April 22, 2024- This morning, the White House issued a statement on the Final Nursing Home Minimum Staffing Rule, which will require nursing homes receiving federal funding to deliver 3.48 hours of daily direct care per patient. Specifically, this includes .55 hours of care delivered by registered nurses per resident per day and 2.45 hours of care delivered by nursing aides per resident per day, with the remaining time not defined. The rule also requires an onsite Registered Nurse (RN) 24 hours a day, seven days per week.
The statement specifies, “This means a facility with 100 residents would need at least two or three RNs and at least ten or eleven nurse aides as well as two additional nurse staff (which could be registered nurses, licensed professional nurses, or nurse aides) per shift to meet the minimum staffing standards. Many facilities would need to staff at a higher level based on their residents’ needs.”
The White House statement verbiage allows for the requirements of this rule to be introduced in phases, with longer timeframes for rural communities, to allow time to adjust staffing and recruit for positions. The White House also reported that limited, temporary exemptions will be available for both the 24/7 registered nurse requirement and the underlying staffing standards for nursing homes in workforce shortage areas.
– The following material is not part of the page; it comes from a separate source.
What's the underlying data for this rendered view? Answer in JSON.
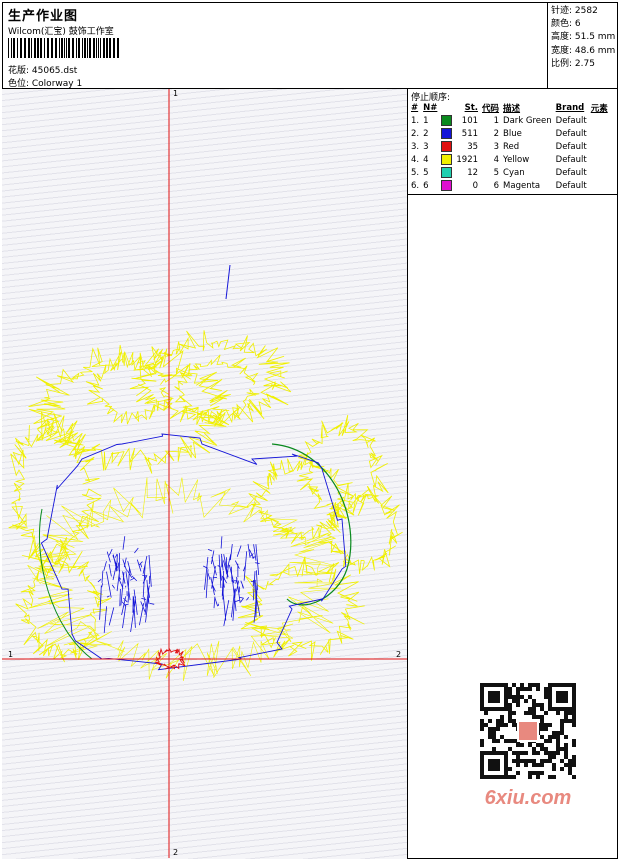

CMS, in its proposed rule, has estimated a cost of $4 billion annually, but other industry experts estimate the cost to be significantly more. The agency has so far offered limited funding for its staffing initiative. A one time $75 million allotment is proposed that could potentially be used to market nursing home jobs and create financial incentives to help nurse aides pay for training, but will likely not be adequate to offset expected costs.
Nursing home provider organizations and industry leaders have significant and ongoing concerns, including:
- The current healthcare climate reflects historic staffing losses, with unprecedented numbers of caregivers leaving the industry.
- An even greater concern for rural and underserved homes.
- Hundreds of thousands of caregivers and nurses are needed to fulfill the requirements at a time when staffing shortfalls are at an all-time high.
- Specification of RNs over Licensed Practical Nurses (LPNs) would require a significant staffing shift for many nursing homes.
- A “one size fits all” approach to staffing that may not best serve the industry.
“It is unconscionable that the Administration is finalizing this rule given our nation’s changing demographics and growing caregiver shortage,” Mark Parkinson, president and CEO of the American Health Care Association/National Center for Assisted Living, said in a statement Monday morning. “Issuing a final rule that demands hundreds of thousands of additional caregivers when there’s a nationwide shortfall of nurses just creates an impossible task for providers. This unfunded mandate doesn’t magically solve the nursing crisis.
There are active bills in both houses of Congress that could block the rule. Industry leaders, nursing home administrators, and lawmakers seem to be aligned in a desire to find a better, more workable solution to concerns about the quality of care for this country’s seniors.
For additional information, see the White House fact sheet.
Powerback will continue to monitor this important legislation and focus advocacy efforts on supporting our partners and the residents they serve.